Chris Houston will be an integral part of the development and mentoring of Detroit's young corners

Posted May 24, 2013

With four young, drafted corners on the Lions' roster, veteran Chris Houston's role expands beyond the football field

One of the most impressive things about cornerback Chris Houston is his ability to combine humility and confidence in order to better himself on the football field.

When he was traded to Detroit by the Atlanta Falcons prior to the 2010 season, Houston was a player with lightning speed and average ball skills ... and he said as much.

Instead of pretending he had it all figured out, he worked at his craft without insecurity or overconfidence, and that matter-of-fact attitude helped him improve his way to a long-term deal with the Lions.

"I still feel like I have something to prove," said Houston in terms of being the Lions' No. 1 corner. "I won't feel like I'm No. 1 until people start to recognize that I can come out here and play with anybody in the league.

"So I just try to prove myself and go against Calvin (Johnson) every day. I try to learn our offense better and understand what teams what to do in certain coverages."

Battling Megatron practice after practice must have the same advantages to swimming laps fully clothed before a big race -- the rest of the league's wide receivers probably don't seem so bad come Sunday.

"He came in a very good corner; fast and very raw," said Johnson back in March. "Over the past years, I think it's just experience. Through experience you get better and you can definitely see that with him.

"I definitely get better from working with him every day and vice versa."

Houston finished his first season with the Lions with a modest one interception and one forced fumble, but followed that up with a five-interception, two-touchdown season in 2011.

Last season wasn't as fruitful, though he still finished with two interceptions and two forced fumbles.

"My role now is to come out here and show these young guys how I got to where I am now," he said, "and that's through working, studying in the classroom and then coming out and showing it on the field."

At the cornerback position, Houston and ninth-year veteran Ron Bartell stand as the lone veterans in a group that features four second-year players, two first-year players and one rookie.

Of those seven younger guys, four were drafted by the Lions the past two years: Bill Bentley (third - 2012), Chris Greenwood (fifth - 2012), Jonte Green (sixth - 2012) and Darius Slay (second - 2013).

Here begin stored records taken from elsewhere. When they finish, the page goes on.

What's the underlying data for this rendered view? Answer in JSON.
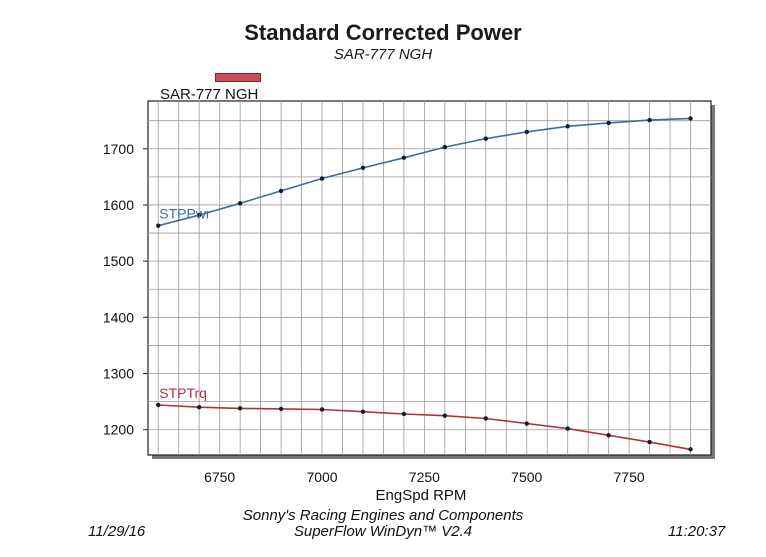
{
  "chart_data": {
    "type": "line",
    "title": "Standard Corrected Power",
    "subtitle": "SAR-777 NGH",
    "legend": {
      "label": "SAR-777 NGH",
      "color": "#cc4d55",
      "placement": "top-left"
    },
    "xlabel": "EngSpd  RPM",
    "ylabel": "",
    "xlim": [
      6575,
      7950
    ],
    "ylim": [
      1155,
      1785
    ],
    "x_ticks": [
      "6750",
      "7000",
      "7250",
      "7500",
      "7750"
    ],
    "y_ticks": [
      "1200",
      "1300",
      "1400",
      "1500",
      "1600",
      "1700"
    ],
    "grid": true,
    "x": [
      6600,
      6700,
      6800,
      6900,
      7000,
      7100,
      7200,
      7300,
      7400,
      7500,
      7600,
      7700,
      7800,
      7900
    ],
    "series": [
      {
        "name": "STPPwr",
        "color": "#3a6e9c",
        "values": [
          1563,
          1582,
          1603,
          1625,
          1647,
          1666,
          1684,
          1703,
          1718,
          1730,
          1740,
          1746,
          1751,
          1754
        ]
      },
      {
        "name": "STPTrq",
        "color": "#b0323c",
        "values": [
          1244,
          1240,
          1238,
          1237,
          1236,
          1232,
          1228,
          1225,
          1220,
          1211,
          1202,
          1190,
          1178,
          1165
        ]
      }
    ]
  },
  "footer": {
    "company": "Sonny's Racing Engines and Components",
    "software": "SuperFlow WinDyn™ V2.4",
    "date": "11/29/16",
    "time": "11:20:37"
  }
}
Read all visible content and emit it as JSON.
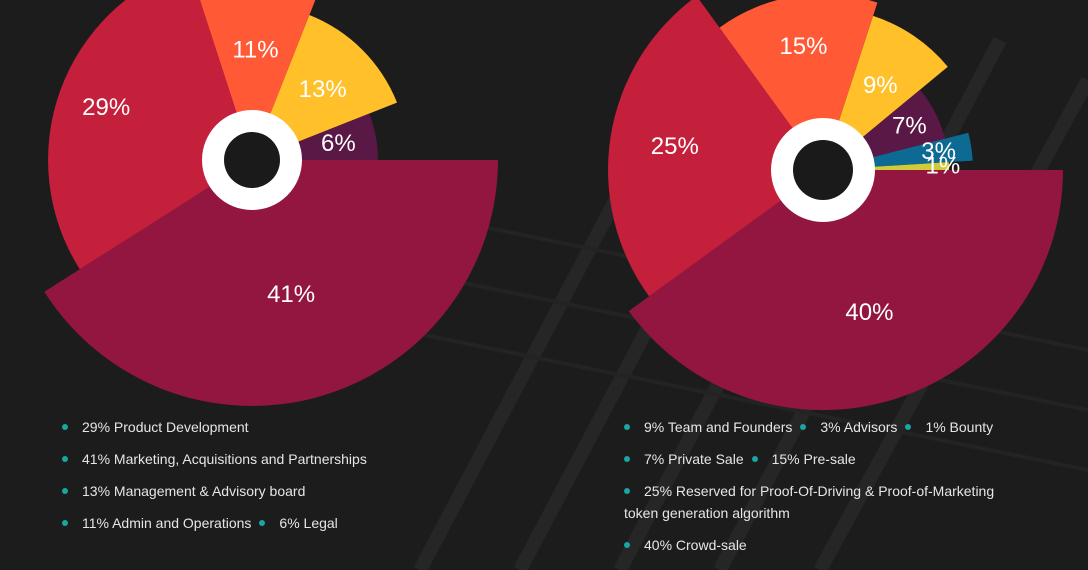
{
  "theme": {
    "background": "#1c1c1c",
    "bullet_color": "#1aa5a0",
    "hole_color": "#ffffff",
    "hole_center": "#1a1a1a"
  },
  "chart_data": [
    {
      "type": "pie",
      "variant": "radial-nightingale",
      "slices": [
        {
          "label": "41%",
          "value": 41,
          "color": "#92163f"
        },
        {
          "label": "29%",
          "value": 29,
          "color": "#c41f3b"
        },
        {
          "label": "11%",
          "value": 11,
          "color": "#ff5a35"
        },
        {
          "label": "13%",
          "value": 13,
          "color": "#ffc02a"
        },
        {
          "label": "6%",
          "value": 6,
          "color": "#5a1847"
        }
      ],
      "legend": [
        [
          "29% Product Development"
        ],
        [
          "41% Marketing, Acquisitions and Partnerships"
        ],
        [
          "13% Management & Advisory board"
        ],
        [
          "11% Admin and Operations",
          "6% Legal"
        ]
      ]
    },
    {
      "type": "pie",
      "variant": "radial-nightingale",
      "slices": [
        {
          "label": "40%",
          "value": 40,
          "color": "#92163f"
        },
        {
          "label": "25%",
          "value": 25,
          "color": "#c41f3b"
        },
        {
          "label": "15%",
          "value": 15,
          "color": "#ff5a35"
        },
        {
          "label": "9%",
          "value": 9,
          "color": "#ffc02a"
        },
        {
          "label": "7%",
          "value": 7,
          "color": "#5a1847"
        },
        {
          "label": "3%",
          "value": 3,
          "color": "#0d6a93"
        },
        {
          "label": "1%",
          "value": 1,
          "color": "#d0cb38"
        }
      ],
      "legend": [
        [
          "9% Team and Founders",
          "3% Advisors",
          "1% Bounty"
        ],
        [
          "7% Private Sale",
          "15% Pre-sale"
        ],
        [
          "25% Reserved for Proof-Of-Driving & Proof-of-Marketing token generation algorithm"
        ],
        [
          "40% Crowd-sale"
        ]
      ]
    }
  ]
}
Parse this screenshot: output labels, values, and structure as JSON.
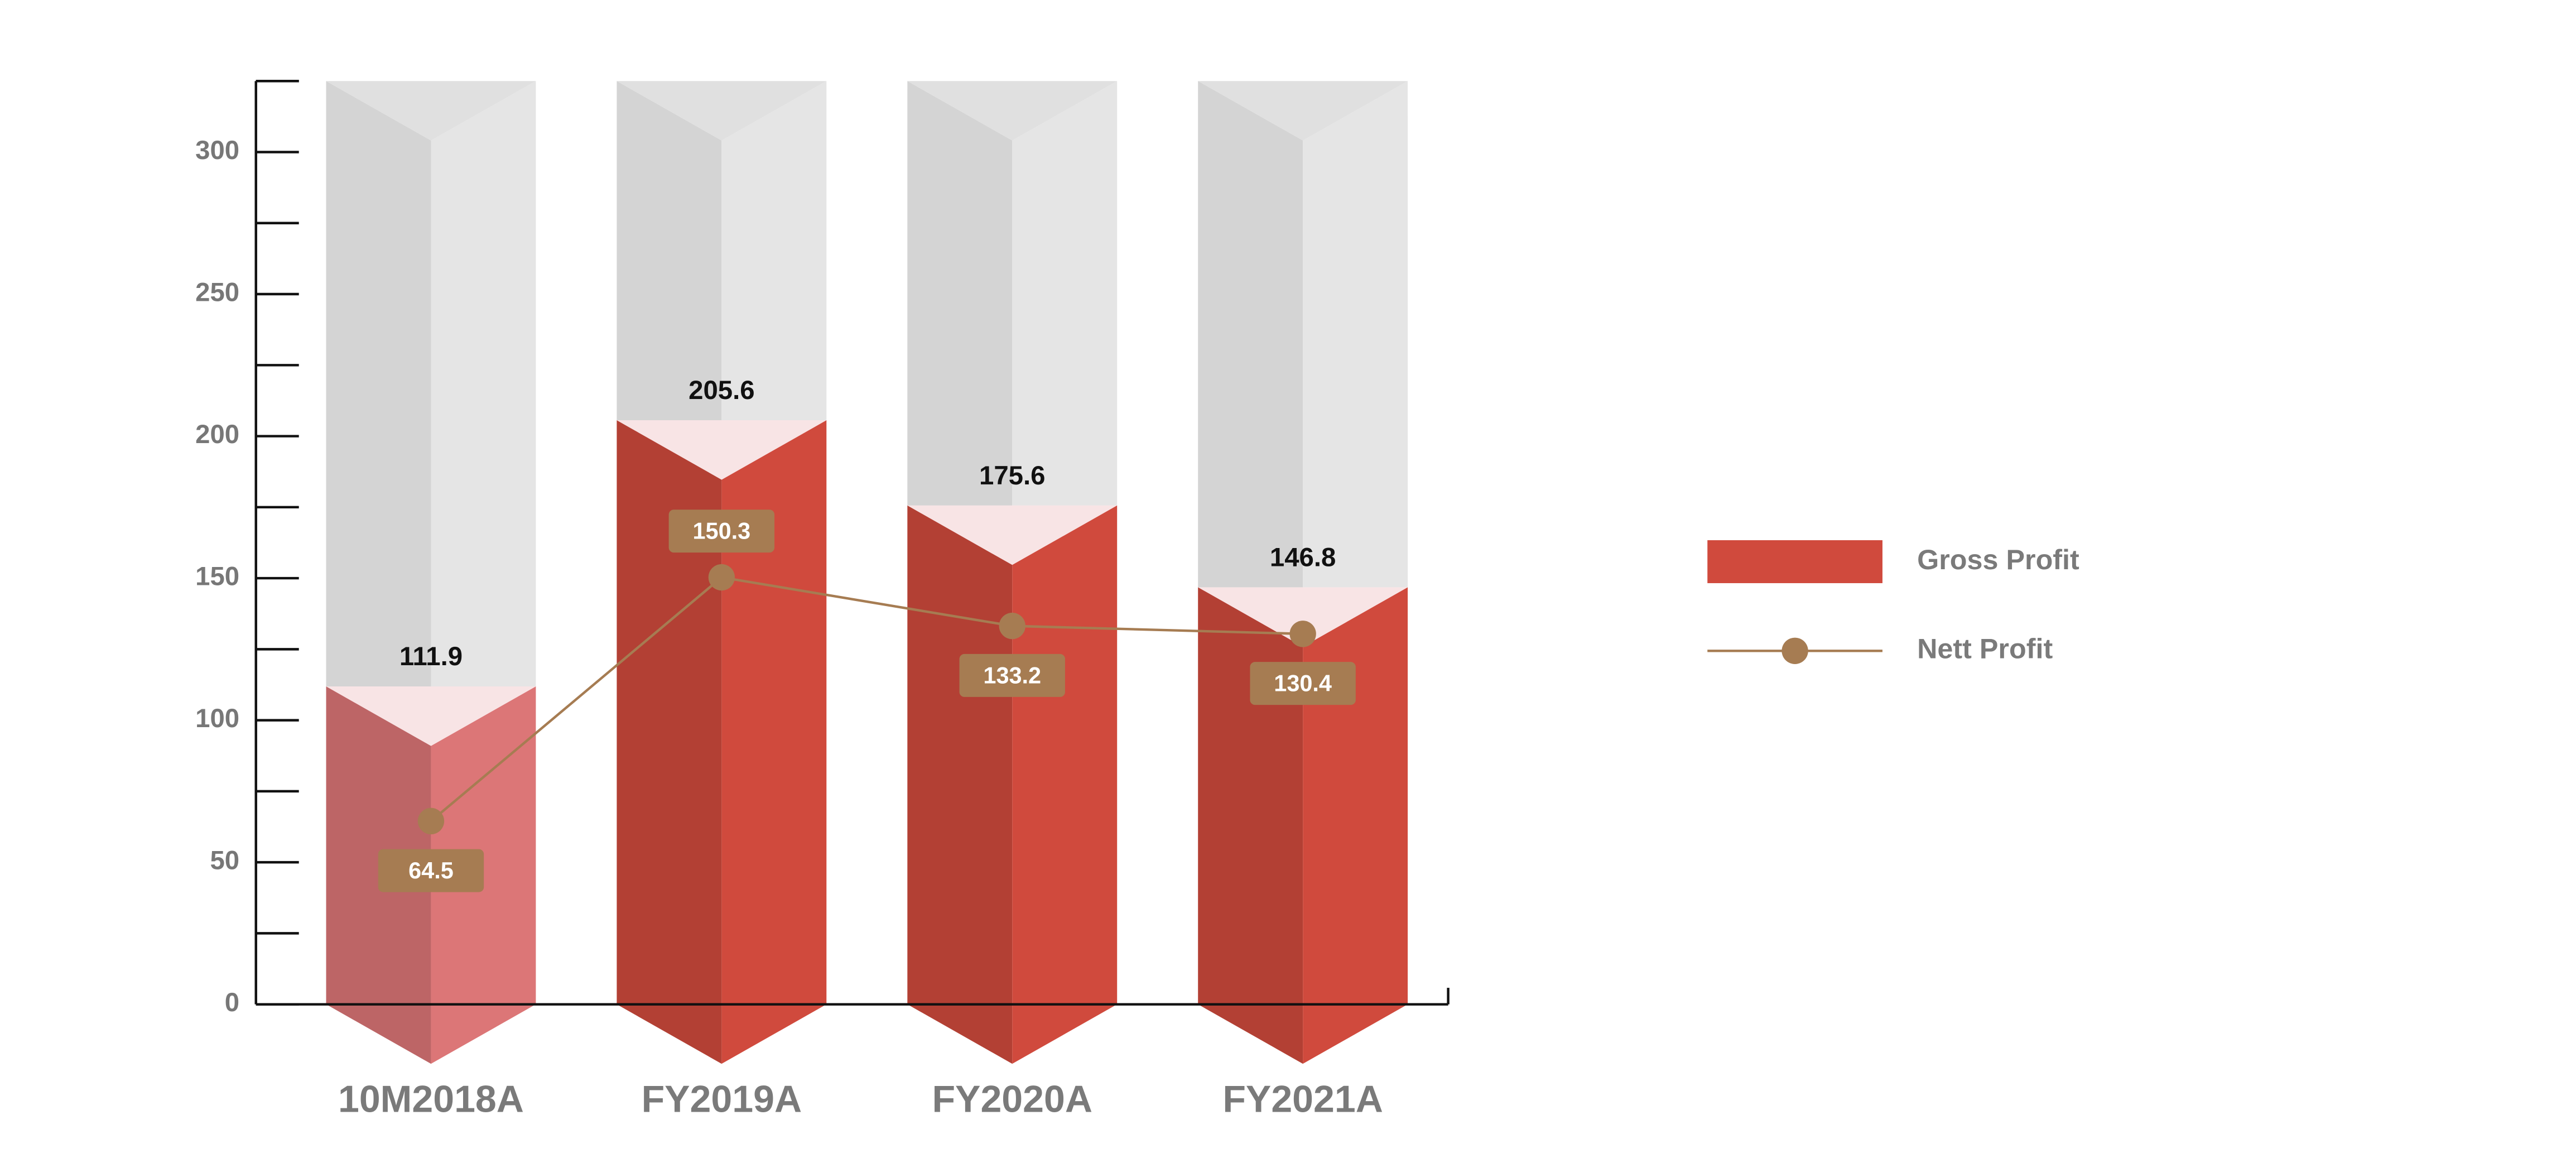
{
  "chart_data": {
    "type": "bar",
    "categories": [
      "10M2018A",
      "FY2019A",
      "FY2020A",
      "FY2021A"
    ],
    "series": [
      {
        "name": "Gross Profit",
        "type": "bar",
        "color": "#d04a3d",
        "colors": [
          "#dc7677",
          "#d04a3d",
          "#d04a3d",
          "#d04a3d"
        ],
        "values": [
          111.9,
          205.6,
          175.6,
          146.8
        ]
      },
      {
        "name": "Nett Profit",
        "type": "line",
        "color": "#a67c52",
        "values": [
          64.5,
          150.3,
          133.2,
          130.4
        ]
      }
    ],
    "ylim": [
      0,
      325
    ],
    "yticks": [
      0,
      50,
      100,
      150,
      200,
      250,
      300
    ],
    "minor_yticks": [
      25,
      75,
      125,
      175,
      225,
      275,
      325
    ],
    "legend": "right"
  }
}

Houston will be key in the development and mentoring of these younger players, who the Lions are counting on to produce in the fall, and each enters this season with a different reality.

Slay is still waiting to get on the field as he recovers from a minor knee procedure. His time observing practices instead of participating may serve him in a different way, however.

"He watches closely," said Houston of Slay. "I'm going to have to watch what I do around him to not give him anything negative to see. My work ethic is what he's looking at and I can see that."

Bentley played in four games last season with three starts, ultimately placed on injured-reserve due to a shoulder injury.

Jonte GreenCB Jonte Green with a play on WR Calvin Johnson. (Photo: G. Smith/Detroit Lions)

"He's a fast learner and he's a good student of the game," said Houston. "He knows his weaknesses and his strengths and he's working on both of them."

Greenwood is a fascinating unknown, standing at 6-1 and 193 pounds.

"He's been here working on technique, doing everything in the weight room," said Houston. "I can't wait until he gets to the preseason and gets to go against other guys so I can really see what he has.

"That's all we're waiting for."

Green finished 2012 with by far the most experience, playing in 15 games with five starts.

Like Houston, Green is known for his speed, expected to grow in his technique.

"I just let him know that the classroom will help slow things down and he’ll be playing like he was in college," said Houston.

"Once he understands receivers, how they use different types of receivers in personnel, what quarterbacks look at and understands the defense, it will slow the game down for him and he'll make even more plays."